Kultur

Zarte Erhöhungen

19.12.2007 | SN
Kulturministerin Claudia Schmied (SPÖ) zog die erste Bilanz nach elf Monaten im Amt und präsentierte kulturpolitische Maßnahmen für das Jahr 2008.

ERNST P. STROBL Wien (SN). Es erinnere sie an ihr früheres Leben, sagte Claudia Schmied (SPÖ), Bilanz-Pressekonferenzen gehörten zum Dasein einer Bankerin. Am Dienstag lud die nunmehrige Kulturministerin Schmied zur ersten Bilanz-Pressekonferenz. In 35 Minuten zog das Amtsjahr 2007 im Bereich Schule und Bildung, Kunst und Kultur vorüber und auch noch die Maßnahmen und Pläne für 2008 fanden Platz im Monolog.

Neben brisanten Themen wie Filmförderung sind es kulturpolitische Ziele, die sich das Ministerium vorgenommen hat wie "die gesamtgesellschaftliche Stellung von Kultur zu erhöhen", die "kulturelle Partizipation" zu steigern und das "Sichtbarmachen der volkswirtschaftlichen Bedeutung von Kultur" zu forcieren und überhaupt einen "wertschätzenden Umgang mit den Kunstschaffenden" zu pflegen. In den politischen Debatten wünsche sie sich "einen sachlicheren und weniger parteipolitisch motivierten Zugang", sagte Schmied.

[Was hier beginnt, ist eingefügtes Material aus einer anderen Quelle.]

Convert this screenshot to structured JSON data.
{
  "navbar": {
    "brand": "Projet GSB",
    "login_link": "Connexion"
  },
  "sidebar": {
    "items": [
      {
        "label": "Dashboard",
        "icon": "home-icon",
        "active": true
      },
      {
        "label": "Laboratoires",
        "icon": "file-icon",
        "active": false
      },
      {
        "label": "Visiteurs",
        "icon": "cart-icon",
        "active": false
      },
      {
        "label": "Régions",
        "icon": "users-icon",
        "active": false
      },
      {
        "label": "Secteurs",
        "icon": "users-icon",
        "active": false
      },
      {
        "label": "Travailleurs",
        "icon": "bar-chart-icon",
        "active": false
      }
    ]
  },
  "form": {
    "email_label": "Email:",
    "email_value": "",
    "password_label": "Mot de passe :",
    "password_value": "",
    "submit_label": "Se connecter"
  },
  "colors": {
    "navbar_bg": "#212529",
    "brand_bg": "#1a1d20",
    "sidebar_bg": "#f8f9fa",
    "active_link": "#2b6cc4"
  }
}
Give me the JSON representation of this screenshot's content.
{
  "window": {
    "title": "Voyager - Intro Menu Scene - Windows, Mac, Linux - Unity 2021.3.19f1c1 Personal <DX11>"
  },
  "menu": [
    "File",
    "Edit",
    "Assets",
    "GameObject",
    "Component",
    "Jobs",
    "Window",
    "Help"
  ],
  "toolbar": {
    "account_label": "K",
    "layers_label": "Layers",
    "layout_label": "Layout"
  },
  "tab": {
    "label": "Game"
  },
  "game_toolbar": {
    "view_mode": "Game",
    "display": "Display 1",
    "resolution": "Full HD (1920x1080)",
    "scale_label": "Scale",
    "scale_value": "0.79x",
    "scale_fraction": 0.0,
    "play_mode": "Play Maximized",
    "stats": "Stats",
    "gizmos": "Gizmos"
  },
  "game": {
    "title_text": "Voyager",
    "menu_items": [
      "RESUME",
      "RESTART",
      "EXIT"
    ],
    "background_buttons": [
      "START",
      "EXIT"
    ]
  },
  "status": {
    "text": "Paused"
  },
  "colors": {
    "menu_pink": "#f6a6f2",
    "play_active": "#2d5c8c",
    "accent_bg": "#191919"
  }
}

Die von den heimischen Filmschaffenden beklagte chronische Unterdotierung der Filmwirtschaft - "meine Erfahrungen sind, dass Filmwirtschaft mit Wirtschaft wenig zu tun hat" - will Claudia Schmied in Verhandlungen mit Finanzminister Willi Molterer (ÖVP) im Jänner klären. Noch vor kurzer Zeit wurde die Einführung einer vom Österreichischen Filminstitut (ÖFI) administrierten Content-Abgabe - also einer Abgabenverpflichtung für Kinos, Fernsehanstalten, DVD-Vertreiber usw. - als langfristige Lösung verkündet. "Die Content-Abgabe haben wir gestrichen", sagte Schmied, das hätte nämlich auch den ORF tangiert und angesichts dessen prekärer Finanzsituation wäre dies "nicht zielführend". Mit dem Finanzminister will Claudia Schmied deshalb über eine "Sonderdotierung für den österreichischen Film" sprechen.

In ihrer Bilanz hob Schmied auch die "erste zarte Erhöhung" des Kulturbudgets hervor und die Reform der Künstlersozialversicherung. Diese wird heute, Mittwoch, im Ministerrat beschlossen. Dies sei zwar "noch nicht der ganz große Schritt", aber eine wesentliche Verbesserung der sozialen Situation der Künstler.

Schmied setzt vor allem auf Studien und Evaluierungen. Evaluiert werden die Bundestheater, der österreichische Musikfonds sowie die Galerien- und Messeförderung. In Auftrag gegeben wurden Studien zur sozialen Lage der Künstler sowie zur Wertschöpfung im Bereich von Kunst und Kultur.

Im Hinblick auf eine geplante Steuerreform 2010 sollen Konzepte für steuerliche Maßnahmen im Bereich der Stiftungen und des Sponsorings entwickelt werden. Zur Förderung zeitgenössischer Kunst ist auch eine Stiftung vorgesehen. Diese Stiftung sei allerdings nicht die vom Bundeskanzler ins Spiel gebrachte "Pro Austria"-Stiftung, sondern "eine andere", sagte Schmied, ohne Details zu verraten.

Die wichtigste personalpolitische Entscheidung wird 2008 die Bestellung der neuen Leitung für das Kunsthistorische Museum sein. Derzeit läuft die Bewerbungsfrist.